Why +EV bets still lose (and why that is fine)
You will lose the +150 NBA underdog bet 55% of the time. More than half your bets will lose. This is where most people quit EV betting.
A single bet result tells you nothing about whether the bet was correct. A +EV bet can lose. A -EV bet can win. Over 10 bets, or even 50, variance dominates the results. You cannot evaluate a strategy on a small sample.
Consider: a bet with 55% true probability will produce a losing record about 33% of the time over 100 trials. That is pure math. A bettor who abandons their +EV strategy after a bad 100-bet stretch is making an emotional decision that the numbers do not support.
Expected value reveals itself over hundreds or thousands of bets. If your sample size is under 500, you are evaluating your luck, not your strategy. This is one of the hardest truths in EV betting. The math works, but it demands patience that most people do not have.
The expected value formula works identically on prediction markets. On Kalshi or Polymarket, you buy contracts priced between $0.01 and $0.99. A "Yes" contract priced at $0.55 implies a 55% probability. If you believe the true probability is 65%, your EV on a $100 position:
- Cost: $55 (buying 100 contracts at $0.55)
- Payout if Yes: $100
- Profit if Yes: $45
- Loss if No: $55
EV = (0.65 x $45) - (0.35 x $55) = $29.25 - $19.25 = +$10.00
One difference on prediction markets: platform fees reduce your net payout. Kalshi charges 5-10% on profits. Polymarket has no explicit fee but earns from the bid-ask spread. Either way, factor fees into your EV calculation. The prediction market fee calculator handles this automatically. Read more about how fees eat your edge on different platforms.
How to start EV betting today
The framework is straightforward. The execution takes discipline.
- Pick a sport or market type where you can get sharp closing lines or build a model.
- De-vig the sharp line to get true probability. Use the de-vig calculator.
- Compare against the odds available to you at recreational books or prediction markets.
- Calculate EV on every bet before placing it. Use the EV calculator.
- Size your wager using half Kelly based on the edge.
- Track your closing line value over time to verify your edge is real.
- Repeat hundreds of times. Do not evaluate your results after 20 bets.

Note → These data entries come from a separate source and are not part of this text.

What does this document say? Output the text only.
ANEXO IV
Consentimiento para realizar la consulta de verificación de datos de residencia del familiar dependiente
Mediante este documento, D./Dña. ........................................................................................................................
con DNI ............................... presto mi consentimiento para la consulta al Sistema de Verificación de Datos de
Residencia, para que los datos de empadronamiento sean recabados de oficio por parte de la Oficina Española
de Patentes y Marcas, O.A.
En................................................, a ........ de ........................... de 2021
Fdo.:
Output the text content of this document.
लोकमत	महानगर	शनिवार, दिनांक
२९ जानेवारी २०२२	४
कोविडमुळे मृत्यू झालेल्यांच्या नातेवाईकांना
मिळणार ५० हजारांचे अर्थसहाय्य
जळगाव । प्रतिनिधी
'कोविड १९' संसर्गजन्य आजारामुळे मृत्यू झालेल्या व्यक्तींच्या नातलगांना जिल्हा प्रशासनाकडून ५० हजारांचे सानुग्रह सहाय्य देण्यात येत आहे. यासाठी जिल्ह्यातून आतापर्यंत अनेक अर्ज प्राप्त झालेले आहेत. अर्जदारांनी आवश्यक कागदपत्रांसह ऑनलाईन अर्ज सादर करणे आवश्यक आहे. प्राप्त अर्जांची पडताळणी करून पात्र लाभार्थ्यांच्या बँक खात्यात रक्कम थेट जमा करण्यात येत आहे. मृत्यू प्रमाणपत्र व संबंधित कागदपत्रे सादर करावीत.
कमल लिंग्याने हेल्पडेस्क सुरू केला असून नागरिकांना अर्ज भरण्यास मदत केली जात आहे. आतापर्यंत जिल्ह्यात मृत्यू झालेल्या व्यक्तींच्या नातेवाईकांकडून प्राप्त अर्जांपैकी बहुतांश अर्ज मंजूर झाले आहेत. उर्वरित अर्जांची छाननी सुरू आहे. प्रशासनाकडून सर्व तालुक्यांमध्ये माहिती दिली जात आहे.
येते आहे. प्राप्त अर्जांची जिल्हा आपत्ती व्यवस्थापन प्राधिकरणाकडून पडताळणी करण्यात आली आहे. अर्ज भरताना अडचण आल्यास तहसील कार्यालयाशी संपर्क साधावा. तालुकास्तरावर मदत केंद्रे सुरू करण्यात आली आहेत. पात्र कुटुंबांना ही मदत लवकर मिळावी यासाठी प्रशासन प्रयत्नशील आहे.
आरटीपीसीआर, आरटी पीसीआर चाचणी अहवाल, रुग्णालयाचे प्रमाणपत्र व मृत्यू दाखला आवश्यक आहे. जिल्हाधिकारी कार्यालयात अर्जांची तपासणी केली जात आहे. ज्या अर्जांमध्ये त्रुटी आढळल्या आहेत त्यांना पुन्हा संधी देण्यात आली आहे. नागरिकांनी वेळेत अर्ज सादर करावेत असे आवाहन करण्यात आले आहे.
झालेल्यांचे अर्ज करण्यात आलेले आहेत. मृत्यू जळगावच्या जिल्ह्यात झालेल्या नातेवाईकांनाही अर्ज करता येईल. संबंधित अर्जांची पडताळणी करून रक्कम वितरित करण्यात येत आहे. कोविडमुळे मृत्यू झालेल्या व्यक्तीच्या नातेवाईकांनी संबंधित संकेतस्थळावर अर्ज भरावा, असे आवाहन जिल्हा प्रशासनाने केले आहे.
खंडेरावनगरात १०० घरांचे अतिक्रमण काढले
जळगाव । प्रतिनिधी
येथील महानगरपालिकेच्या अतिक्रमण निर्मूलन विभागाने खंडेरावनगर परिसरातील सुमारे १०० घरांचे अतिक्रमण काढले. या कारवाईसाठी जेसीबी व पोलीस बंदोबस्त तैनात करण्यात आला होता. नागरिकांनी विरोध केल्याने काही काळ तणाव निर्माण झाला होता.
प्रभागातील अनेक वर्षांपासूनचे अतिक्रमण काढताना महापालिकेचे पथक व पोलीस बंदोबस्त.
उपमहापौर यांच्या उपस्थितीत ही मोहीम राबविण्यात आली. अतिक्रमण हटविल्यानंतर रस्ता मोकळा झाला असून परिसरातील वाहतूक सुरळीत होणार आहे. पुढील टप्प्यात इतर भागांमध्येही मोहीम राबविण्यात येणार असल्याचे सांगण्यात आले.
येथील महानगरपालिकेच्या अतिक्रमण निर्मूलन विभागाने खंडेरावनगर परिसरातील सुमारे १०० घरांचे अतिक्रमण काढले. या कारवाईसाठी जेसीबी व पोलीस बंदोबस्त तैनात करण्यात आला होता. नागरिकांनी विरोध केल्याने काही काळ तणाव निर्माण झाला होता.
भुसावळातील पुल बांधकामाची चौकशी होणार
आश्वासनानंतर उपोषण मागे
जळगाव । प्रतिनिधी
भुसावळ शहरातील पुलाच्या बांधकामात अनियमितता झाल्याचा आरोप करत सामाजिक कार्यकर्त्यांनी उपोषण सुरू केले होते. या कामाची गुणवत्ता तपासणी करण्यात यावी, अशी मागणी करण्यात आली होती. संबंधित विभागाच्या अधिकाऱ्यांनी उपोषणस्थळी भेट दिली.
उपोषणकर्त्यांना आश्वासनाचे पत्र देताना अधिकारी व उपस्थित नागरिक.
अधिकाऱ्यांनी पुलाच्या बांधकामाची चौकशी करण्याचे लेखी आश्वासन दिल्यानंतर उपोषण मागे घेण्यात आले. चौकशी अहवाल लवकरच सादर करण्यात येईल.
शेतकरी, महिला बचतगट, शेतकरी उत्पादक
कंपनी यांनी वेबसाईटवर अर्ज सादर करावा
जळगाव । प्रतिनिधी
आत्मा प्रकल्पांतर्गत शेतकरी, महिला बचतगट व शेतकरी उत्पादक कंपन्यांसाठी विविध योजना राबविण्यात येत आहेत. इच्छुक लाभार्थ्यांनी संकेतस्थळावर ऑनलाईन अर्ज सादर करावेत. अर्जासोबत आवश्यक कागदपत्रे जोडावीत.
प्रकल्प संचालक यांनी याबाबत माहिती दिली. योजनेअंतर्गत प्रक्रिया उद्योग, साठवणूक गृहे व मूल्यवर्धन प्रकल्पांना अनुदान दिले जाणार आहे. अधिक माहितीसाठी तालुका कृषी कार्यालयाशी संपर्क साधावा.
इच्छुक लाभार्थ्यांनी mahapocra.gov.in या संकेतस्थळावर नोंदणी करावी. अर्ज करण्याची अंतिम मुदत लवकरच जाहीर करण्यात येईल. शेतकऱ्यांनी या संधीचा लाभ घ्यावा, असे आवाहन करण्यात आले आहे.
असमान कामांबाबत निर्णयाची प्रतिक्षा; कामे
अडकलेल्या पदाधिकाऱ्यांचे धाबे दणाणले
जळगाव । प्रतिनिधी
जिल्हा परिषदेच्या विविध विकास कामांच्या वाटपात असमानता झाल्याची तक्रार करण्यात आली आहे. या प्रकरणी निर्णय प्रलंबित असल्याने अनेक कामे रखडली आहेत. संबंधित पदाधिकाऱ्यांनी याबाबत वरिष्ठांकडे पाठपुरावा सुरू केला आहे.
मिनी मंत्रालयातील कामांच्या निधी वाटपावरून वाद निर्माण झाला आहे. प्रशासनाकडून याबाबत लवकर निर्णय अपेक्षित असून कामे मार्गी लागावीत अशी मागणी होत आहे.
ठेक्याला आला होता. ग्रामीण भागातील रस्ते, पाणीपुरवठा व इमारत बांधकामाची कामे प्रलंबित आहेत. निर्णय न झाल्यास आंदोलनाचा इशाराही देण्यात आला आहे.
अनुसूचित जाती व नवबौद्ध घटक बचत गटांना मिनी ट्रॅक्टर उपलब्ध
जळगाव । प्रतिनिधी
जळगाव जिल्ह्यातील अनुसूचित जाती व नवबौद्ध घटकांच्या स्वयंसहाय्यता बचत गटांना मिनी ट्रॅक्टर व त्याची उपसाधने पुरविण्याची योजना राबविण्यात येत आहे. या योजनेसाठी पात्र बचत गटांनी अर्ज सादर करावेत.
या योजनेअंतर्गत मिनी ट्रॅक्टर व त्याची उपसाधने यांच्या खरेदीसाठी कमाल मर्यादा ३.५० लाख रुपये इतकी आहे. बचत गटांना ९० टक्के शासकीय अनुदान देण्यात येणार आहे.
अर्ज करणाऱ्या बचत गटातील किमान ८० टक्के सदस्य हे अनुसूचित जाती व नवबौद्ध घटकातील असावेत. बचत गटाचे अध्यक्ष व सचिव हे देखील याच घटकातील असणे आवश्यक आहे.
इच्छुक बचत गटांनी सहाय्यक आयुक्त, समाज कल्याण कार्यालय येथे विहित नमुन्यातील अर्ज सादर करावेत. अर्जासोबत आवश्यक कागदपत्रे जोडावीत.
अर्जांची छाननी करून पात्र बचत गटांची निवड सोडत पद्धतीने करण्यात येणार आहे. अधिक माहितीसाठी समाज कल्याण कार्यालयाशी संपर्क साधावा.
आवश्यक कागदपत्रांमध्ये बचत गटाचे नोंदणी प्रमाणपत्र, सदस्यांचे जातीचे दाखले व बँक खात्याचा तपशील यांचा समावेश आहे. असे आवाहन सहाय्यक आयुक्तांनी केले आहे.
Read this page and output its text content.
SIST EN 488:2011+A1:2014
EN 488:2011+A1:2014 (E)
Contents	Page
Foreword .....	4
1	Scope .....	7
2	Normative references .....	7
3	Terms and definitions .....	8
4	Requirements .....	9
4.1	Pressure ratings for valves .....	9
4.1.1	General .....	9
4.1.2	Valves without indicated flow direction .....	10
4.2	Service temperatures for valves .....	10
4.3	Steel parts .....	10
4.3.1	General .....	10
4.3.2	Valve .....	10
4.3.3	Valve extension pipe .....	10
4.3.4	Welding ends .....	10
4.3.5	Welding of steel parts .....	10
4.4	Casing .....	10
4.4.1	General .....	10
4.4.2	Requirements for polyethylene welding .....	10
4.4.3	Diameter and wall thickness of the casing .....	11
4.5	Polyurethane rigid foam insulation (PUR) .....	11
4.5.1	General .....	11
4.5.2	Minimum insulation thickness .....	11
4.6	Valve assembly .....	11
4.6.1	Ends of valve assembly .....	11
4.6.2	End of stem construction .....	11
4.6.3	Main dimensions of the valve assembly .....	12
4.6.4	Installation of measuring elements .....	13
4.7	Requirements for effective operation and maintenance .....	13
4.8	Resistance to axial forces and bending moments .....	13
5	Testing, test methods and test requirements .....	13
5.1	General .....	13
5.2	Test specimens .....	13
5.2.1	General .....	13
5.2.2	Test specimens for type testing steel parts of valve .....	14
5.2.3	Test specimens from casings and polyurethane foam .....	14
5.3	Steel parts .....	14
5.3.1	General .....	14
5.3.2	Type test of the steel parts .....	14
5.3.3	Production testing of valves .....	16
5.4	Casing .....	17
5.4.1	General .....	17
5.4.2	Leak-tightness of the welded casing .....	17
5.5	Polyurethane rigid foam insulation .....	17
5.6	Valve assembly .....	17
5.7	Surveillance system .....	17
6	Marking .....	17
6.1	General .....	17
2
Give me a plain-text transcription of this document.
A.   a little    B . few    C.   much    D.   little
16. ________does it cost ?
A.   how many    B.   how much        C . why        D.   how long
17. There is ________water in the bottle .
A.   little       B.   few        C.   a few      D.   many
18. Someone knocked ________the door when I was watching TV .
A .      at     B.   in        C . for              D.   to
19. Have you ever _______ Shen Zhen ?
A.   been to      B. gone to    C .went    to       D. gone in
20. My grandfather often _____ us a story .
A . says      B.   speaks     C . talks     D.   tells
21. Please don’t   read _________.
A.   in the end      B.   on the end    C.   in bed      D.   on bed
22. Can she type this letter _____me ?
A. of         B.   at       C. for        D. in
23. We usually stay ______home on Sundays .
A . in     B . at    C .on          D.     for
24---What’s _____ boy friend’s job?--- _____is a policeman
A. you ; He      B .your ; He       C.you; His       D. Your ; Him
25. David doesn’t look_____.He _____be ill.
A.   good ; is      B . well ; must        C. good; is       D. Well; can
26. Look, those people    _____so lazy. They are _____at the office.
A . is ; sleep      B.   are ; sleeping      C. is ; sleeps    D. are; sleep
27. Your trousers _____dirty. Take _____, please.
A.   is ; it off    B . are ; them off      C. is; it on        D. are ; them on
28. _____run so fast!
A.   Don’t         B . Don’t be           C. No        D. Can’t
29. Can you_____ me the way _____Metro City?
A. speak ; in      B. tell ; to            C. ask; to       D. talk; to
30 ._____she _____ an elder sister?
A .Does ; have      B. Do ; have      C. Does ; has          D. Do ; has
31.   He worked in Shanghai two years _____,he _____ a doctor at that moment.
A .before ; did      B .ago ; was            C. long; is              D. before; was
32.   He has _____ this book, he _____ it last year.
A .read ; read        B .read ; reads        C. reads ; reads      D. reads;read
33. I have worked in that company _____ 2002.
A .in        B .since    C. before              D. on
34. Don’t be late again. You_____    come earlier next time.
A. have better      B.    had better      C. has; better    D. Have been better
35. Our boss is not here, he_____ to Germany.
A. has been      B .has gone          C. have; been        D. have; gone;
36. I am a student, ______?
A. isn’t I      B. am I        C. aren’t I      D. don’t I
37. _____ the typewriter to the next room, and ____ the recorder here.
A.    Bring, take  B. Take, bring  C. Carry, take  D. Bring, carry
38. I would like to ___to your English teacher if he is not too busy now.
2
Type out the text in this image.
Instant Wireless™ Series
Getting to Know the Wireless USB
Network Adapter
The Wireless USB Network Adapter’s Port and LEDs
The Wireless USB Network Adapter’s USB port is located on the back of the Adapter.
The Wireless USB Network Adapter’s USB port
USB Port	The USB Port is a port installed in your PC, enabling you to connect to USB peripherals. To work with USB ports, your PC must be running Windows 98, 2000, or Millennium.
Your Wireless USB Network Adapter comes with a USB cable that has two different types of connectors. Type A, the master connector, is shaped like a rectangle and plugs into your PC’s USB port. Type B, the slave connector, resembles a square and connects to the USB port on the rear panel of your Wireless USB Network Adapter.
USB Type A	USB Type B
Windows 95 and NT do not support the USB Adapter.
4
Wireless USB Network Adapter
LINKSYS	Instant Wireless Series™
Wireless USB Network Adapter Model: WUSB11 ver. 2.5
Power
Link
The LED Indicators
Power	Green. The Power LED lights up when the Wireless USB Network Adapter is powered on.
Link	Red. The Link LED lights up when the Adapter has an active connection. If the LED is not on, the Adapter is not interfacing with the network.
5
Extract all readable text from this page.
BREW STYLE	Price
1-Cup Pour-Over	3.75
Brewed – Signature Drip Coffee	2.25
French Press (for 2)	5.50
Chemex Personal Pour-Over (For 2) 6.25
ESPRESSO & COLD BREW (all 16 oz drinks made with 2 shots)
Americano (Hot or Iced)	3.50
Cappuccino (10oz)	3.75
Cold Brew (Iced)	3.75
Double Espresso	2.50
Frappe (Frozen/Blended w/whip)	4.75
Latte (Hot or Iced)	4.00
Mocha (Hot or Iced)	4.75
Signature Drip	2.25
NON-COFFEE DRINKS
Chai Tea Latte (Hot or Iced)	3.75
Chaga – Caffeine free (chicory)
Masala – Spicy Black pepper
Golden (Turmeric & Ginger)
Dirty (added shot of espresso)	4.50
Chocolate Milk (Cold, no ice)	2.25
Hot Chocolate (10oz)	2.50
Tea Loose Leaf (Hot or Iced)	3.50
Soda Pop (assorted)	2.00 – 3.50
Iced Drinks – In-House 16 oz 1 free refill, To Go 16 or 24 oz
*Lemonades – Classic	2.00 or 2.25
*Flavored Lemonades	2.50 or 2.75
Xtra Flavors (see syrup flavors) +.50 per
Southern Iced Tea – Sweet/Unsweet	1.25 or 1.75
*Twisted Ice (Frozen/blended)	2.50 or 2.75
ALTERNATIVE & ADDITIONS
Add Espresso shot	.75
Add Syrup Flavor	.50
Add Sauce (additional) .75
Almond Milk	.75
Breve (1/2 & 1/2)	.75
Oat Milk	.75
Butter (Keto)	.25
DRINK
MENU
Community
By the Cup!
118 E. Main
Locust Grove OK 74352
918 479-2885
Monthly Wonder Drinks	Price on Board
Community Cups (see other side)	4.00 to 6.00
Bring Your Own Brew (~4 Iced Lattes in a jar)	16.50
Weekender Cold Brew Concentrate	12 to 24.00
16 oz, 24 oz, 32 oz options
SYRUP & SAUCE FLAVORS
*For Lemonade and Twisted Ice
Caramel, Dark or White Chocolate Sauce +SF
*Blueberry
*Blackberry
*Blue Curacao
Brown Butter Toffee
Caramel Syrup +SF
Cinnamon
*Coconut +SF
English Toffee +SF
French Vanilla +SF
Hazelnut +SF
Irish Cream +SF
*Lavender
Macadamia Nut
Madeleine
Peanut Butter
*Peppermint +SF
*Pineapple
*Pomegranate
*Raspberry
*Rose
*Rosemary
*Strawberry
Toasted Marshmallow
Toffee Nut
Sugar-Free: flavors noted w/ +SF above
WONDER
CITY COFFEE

Most bettors skip the math and rely on intuition. That is why most bettors lose. EV betting is not complicated. It is multiplication and subtraction. The hard part is the consistency to run the numbers every single time and the patience to trust them when results run bad.
Frequently asked questions
- What does EV mean in sports betting?
- EV stands for expected value. It is the average profit or loss per bet if you placed the same bet infinite times. A +EV bet makes money long-term. A -EV bet loses money long-term. The formula is: EV = (Win Probability x Profit) - (Loss Probability x Stake).
- How do I find the true probability for an EV calculation?
- The most reliable method is de-vigging a sharp sportsbook's closing line. Pinnacle is the industry standard. Strip the vig using a de-vig calculator to get the true implied probability, then use that as your benchmark. You can also build your own statistical model or use high-liquidity prediction market prices.
- Can a +EV bet still lose?
- Yes. A +EV bet will lose regularly in the short term. A bet with 55% true probability loses 45% of the time. Expected value only reveals itself over hundreds or thousands of bets. Short-term results are variance, not signal.
- What is a good EV percentage in betting?
- Any positive EV is worth betting if sized correctly. Professional bettors typically find edges in the 2-8% range. Even a 2% edge, bet consistently over 500+ wagers with proper Kelly sizing, produces meaningful profit through volume.
- Does EV betting work on prediction markets?
- Yes. The formula is identical. Buy contracts where the market price implies a lower probability than your estimate. The only difference is accounting for platform-specific fees on Kalshi or Polymarket, which reduce your net EV.